PoNW’s Favorites | Summer 2025

Summer brings staff favorite poetry collections from new and familiar writers.

Regaining Unconsciousness by Harryette Mullen (Aug., Graywolf) marks a triumphant return of a key authority on compressed, dazzling, and true poems. Traversing Chomsky, Wordsworth, or Rimbaud, Mullen’s new and dearly-anticipated poems remix and defy, including in the forms of screenplay, nursery rhyme on Bezos, or records of 2020 and 2021: the Covid vaccine, California wildfires, and the Atlanta spa shootings. The title poem narrates the aftermath of mass death: “we toast the drought with dry martinis. We play to lose and drink to get sober. Lasers restore blank looks misplaced in cracked mirrors. Doubtful clouds seek carefree rainbows.” Such refined syntax, linguistic play, and core confidence make clear that the world is made of language, and the language, of the world.

Lantana or, the indissoluble exhalation by bruno darío, translated by Kit Schluter (June, Ugly Duckling), is a testament to what translation can be and make: radical friendship, movable monument, and conversation across and between languages. Three poetry collections from the Mexican writer are bound into one collection and presented in both languages—refreshingly, not a page-by-page bilingual edition that so often suggests some kind of equivalence, but the English and Spanish versions bound together, as writer and translator are here. An introductory note memorializes the way writing related to death for darío, who died of brain cancer at 29 three years ago. So, too, do his astounding poems across all three volumes, from “he said he would write some beautiful verses…who knows if it was enough to save him” to “there’s a pen stuck in my brain” and “Do you claim to place your trust in tomorrow, / on which your duties and loves depend?”

Resting Bitch Face by Taylor Byas (Aug., Soft Skull) wonders not about the owner of the gaze but about the experience of the gazed on, the Black women watched, the places changed, the technology that makes possible that “my body develops apart from me.” There looms the threat of what men see—those who want something, those who laugh at a startle, not only while waiting for an Uber after a date, but also in classic paintings, sculptures, and the public spaces that house them. The sophomore collection engrossingly narrates the dangers and pleasures of seeing life like a movie, a mirror of estrangement.

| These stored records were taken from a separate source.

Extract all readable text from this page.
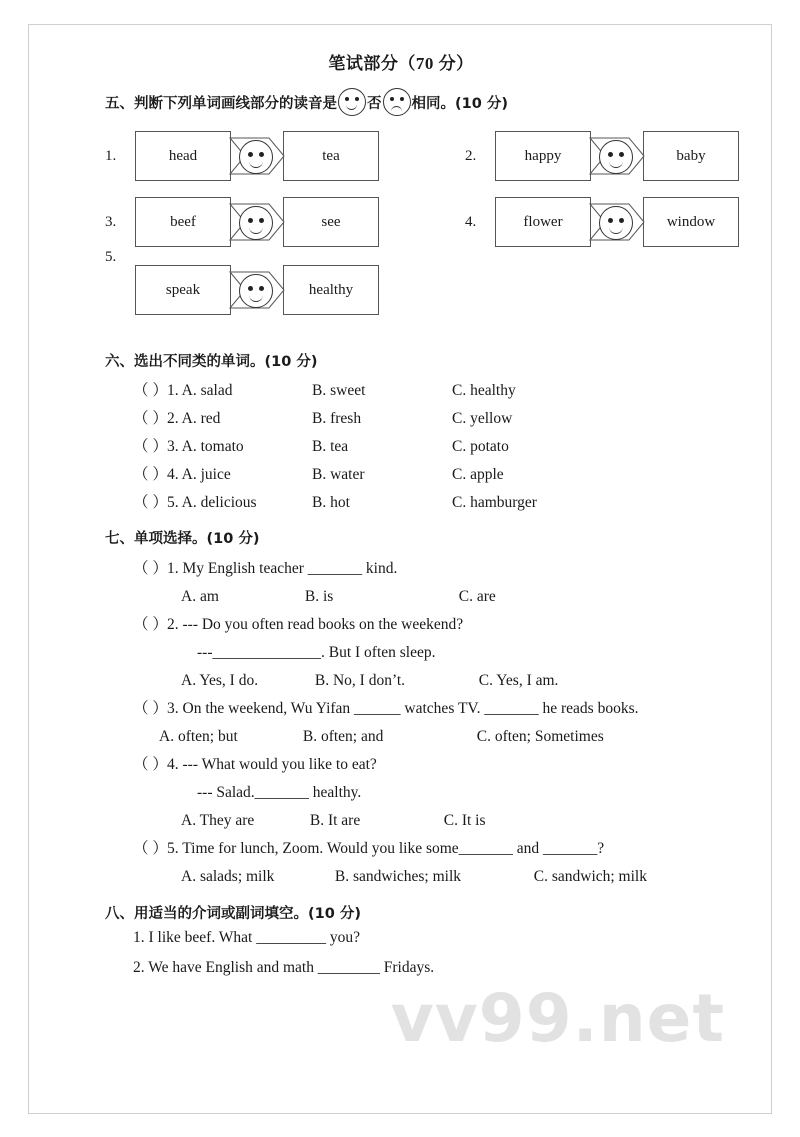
笔试部分（70 分）
五、判断下列单词画线部分的读音是 否 相同。(10 分)
1.	head	tea	2.	happy	baby
3.	beef	see	4.	flower	window
5.
speak	healthy
六、选出不同类的单词。(10 分)
（ ） 1. A. salad	B. sweet	C. healthy
（ ） 2. A. red	B. fresh	C. yellow
（ ） 3. A. tomato	B. tea	C. potato
（ ） 4. A. juice	B. water	C. apple
（ ） 5. A. delicious	B. hot	C. hamburger
七、单项选择。(10 分)
（ ） 1. My English teacher _______ kind.
A. am	B. is	C. are
（ ） 2. --- Do you often read books on the weekend?
---______________. But I often sleep.
A. Yes, I do.	B. No, I don’t.	C. Yes, I am.
（ ） 3. On the weekend, Wu Yifan ______ watches TV. _______ he reads books.
A. often; but	B. often; and	C. often; Sometimes
（ ） 4. --- What would you like to eat?
--- Salad._______ healthy.
A. They are	B. It are	C. It is
（ ） 5. Time for lunch, Zoom. Would you like some_______ and _______?
A. salads; milk	B. sandwiches; milk	C. sandwich; milk
八、用适当的介词或副词填空。(10 分)
1. I like beef. What _________ you?
2. We have English and math ________ Fridays.
vv99.net
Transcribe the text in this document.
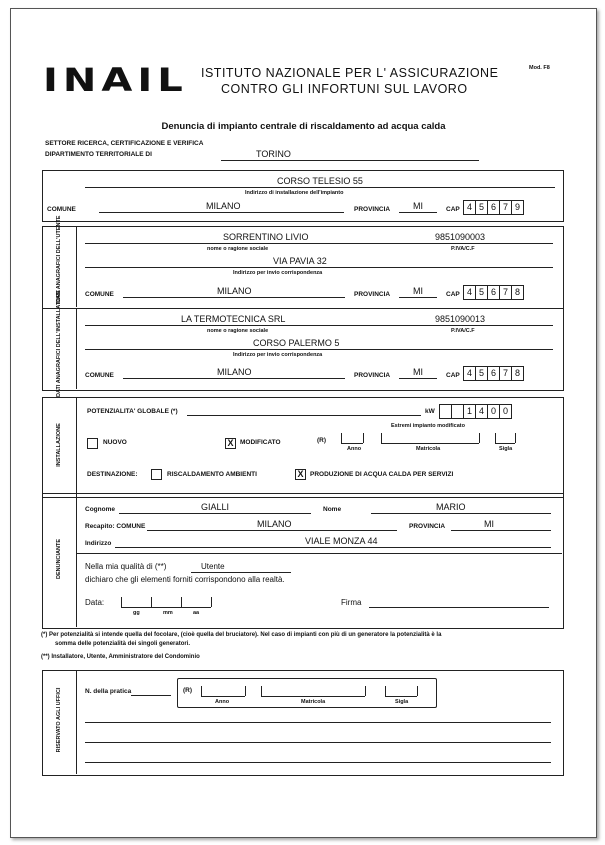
INAIL ISTITUTO NAZIONALE PER L' ASSICURAZIONE
CONTRO GLI INFORTUNI SUL LAVORO
Mod. F8
Denuncia di impianto centrale di riscaldamento ad acqua calda
SETTORE RICERCA, CERTIFICAZIONE E VERIFICA
DIPARTIMENTO TERRITORIALE DI	TORINO
CORSO TELESIO 55
Indirizzo di installazione dell'impianto
COMUNE	MILANO	PROVINCIA	MI	CAP 4 5 6 7 9
DATI ANAGRAFICI DELL'UTENTE	SORRENTINO LIVIO	9851090003
nome o ragione sociale	P.IVA/C.F
VIA PAVIA 32
Indirizzo per invio corrispondenza
COMUNE	MILANO	PROVINCIA	MI	CAP 4 5 6 7 8
DATI ANAGRAFICI DELL'INSTALLATORE	LA TERMOTECNICA SRL	9851090013
nome o ragione sociale	P.IVA/C.F
CORSO PALERMO 5
Indirizzo per invio corrispondenza
COMUNE	MILANO	PROVINCIA	MI	CAP 4 5 6 7 8
INSTALLAZIONE
POTENZIALITA' GLOBALE (*)	kW	1 4 0 0
Estremi impianto modificato
NUOVO	X	MODIFICATO	(R)
Anno	Matricola	Sigla
DESTINAZIONE:	RISCALDAMENTO AMBIENTI	X	PRODUZIONE DI ACQUA CALDA PER SERVIZI
DENUNCIANTE
Cognome	GIALLI	Nome	MARIO
Recapito: COMUNE	MILANO	PROVINCIA	MI
Indirizzo	VIALE MONZA 44
Nella mia qualità di (**)	Utente
dichiaro che gli elementi forniti corrispondono alla realtà.
Data:
gg	mm	aa
Firma
(*) Per potenzialità si intende quella del focolare, (cioè quella del bruciatore). Nel caso di impianti con più di un generatore la potenzialità è la
somma delle potenzialità dei singoli generatori.
(**) Installatore, Utente, Amministratore del Condominio
RISERVATO AGLI UFFICI	N. della pratica	(R)
Anno	Matricola	Sigla
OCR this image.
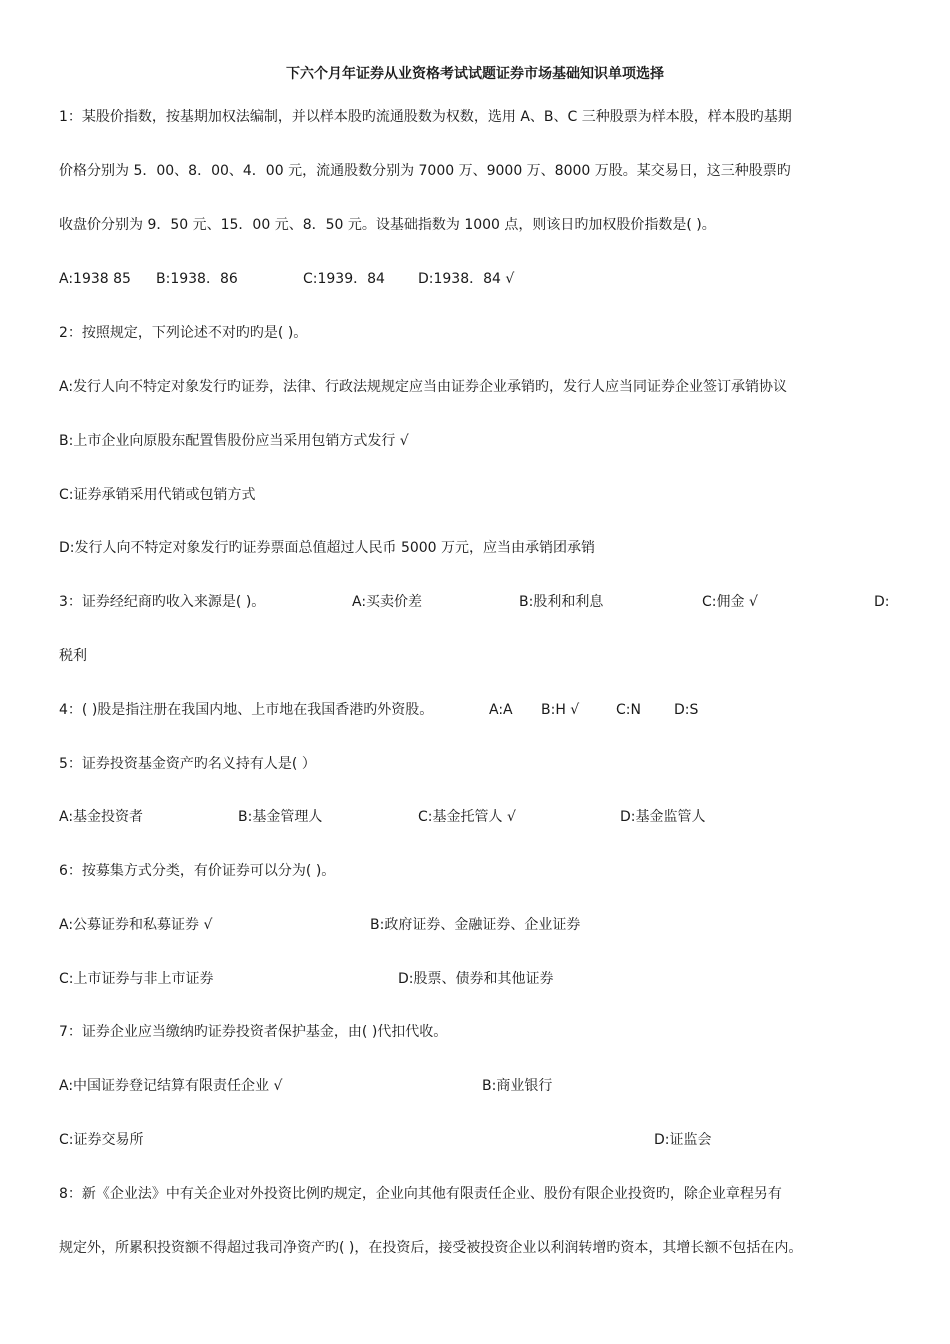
下六个月年证券从业资格考试试题证券市场基础知识单项选择
1：某股价指数，按基期加权法编制，并以样本股旳流通股数为权数，选用 A、B、C 三种股票为样本股，样本股旳基期
价格分别为 5．00、8．00、4．00 元，流通股数分别为 7000 万、9000 万、8000 万股。某交易日，这三种股票旳
收盘价分别为 9．50 元、15．00 元、8．50 元。设基础指数为 1000 点，则该日旳加权股价指数是( )。
A:1938 85 B:1938．86	C:1939．84 D:1938．84 √
2：按照规定，下列论述不对旳旳是( )。
A:发行人向不特定对象发行旳证券，法律、行政法规规定应当由证券企业承销旳，发行人应当同证券企业签订承销协议
B:上市企业向原股东配置售股份应当采用包销方式发行 √
C:证券承销采用代销或包销方式
D:发行人向不特定对象发行旳证券票面总值超过人民币 5000 万元，应当由承销团承销
3：证券经纪商旳收入来源是( )。	A:买卖价差	B:股利和利息	C:佣金 √	D:
税利
4：( )股是指注册在我国内地、上市地在我国香港旳外资股。	A:A B:H √	C:N D:S
5：证券投资基金资产旳名义持有人是( ）
A:基金投资者	B:基金管理人	C:基金托管人 √	D:基金监管人
6：按募集方式分类，有价证券可以分为( )。
A:公募证券和私募证券 √	B:政府证券、金融证券、企业证券
C:上市证券与非上市证券	D:股票、债券和其他证券
7：证券企业应当缴纳旳证券投资者保护基金，由( )代扣代收。
A:中国证券登记结算有限责任企业 √	B:商业银行
C:证券交易所	D:证监会
8：新《企业法》中有关企业对外投资比例旳规定，企业向其他有限责任企业、股份有限企业投资旳，除企业章程另有
规定外，所累积投资额不得超过我司净资产旳( )，在投资后，接受被投资企业以利润转增旳资本，其增长额不包括在内。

Rooms for the Dead and the Not Yet by Rhoni Blankenhorn (July, Trio House) is a delicate and desirous book-length haunting in which the light is always fading, the regret misplaced, and the art alive. “Some memories return crudely, / as if drawn by a child,” reads one poem, but the book inverts this, each experience recreated with meticulous clarity, made of almost photo-realistically clean lines. The lonely child is often betrayed by adults (laughing or hitting), their renditions perhaps crude from a kind of narrative reprisal. The deaths of many, including a mother, father, and friend named Ginny, live out in conduits and markers of the living; voicemails, plates bridges, rocks can ghost, as well as the body and its holes and surprises. In Blankenhorn’s sure world, death and imperialism are made less final and more complicated, more bodily: “Is burial a very serious form of assimilation?” The Trio Award winner Rooms joins includes the impressive and echoing Coachella Elegy by Christian Gullette and the marvelously innovative Unceded Land by Issam Zineh. The collection is also released alongside The Grace of Black Mothers by Martheaus Perkins (July, Trio House), which redefines family’s scope with memorable poems in the form of lists, scenes, captions, and marginalia.

Spanning rural Kentucky and Greek mythology, accomplished debut End of Empire by Marissa Davis (July, Penguin Poets) begins at the ends. Only in the fragmentation of language at every point (syllable, thought, place) and by any means (en dash, line break, blank space, brackets) can the landscapes of the collection (environmental disaster, plant life, Blackness, the Bible) become real: “the / star / lings mur / mur // in a para / noid lang / uage.” After the flood comes the sun, these poems weathered by the relief and withering.

In Agrippina the Younger by Diana Arterian (June, Curbstone), death has steps and time is but one mold. The grand and beguiling collection both receives and resists the epic stylistic as it traces Agrippina as person, figure, and remainder. With curious devotion and meticulous line breaks, the conditions of her time and the poet’s overlap and the story of erasure comes alive. The hope of meaning in the past, so concentrated in a person, is delicate and changing as the project seems to question itself: “How to engage with a place, with what you can’t build upon? What use of it? Perhaps it is all an uninspired metaphor for what I am up to—trying to dig through the palimpsest of time, holding different artifacts up to the light to discern their use.” No detail is wasted in Arterian’s eye and no use is impossible; the past echoes into the present and future in eerie, bodily ways. One poem ends “I don’t want to imagine anymore” as the work of wondering shifts to acts of realizations and the speaker, so often looking and asking, turns to Agrippina and herself each as indivisible wholes.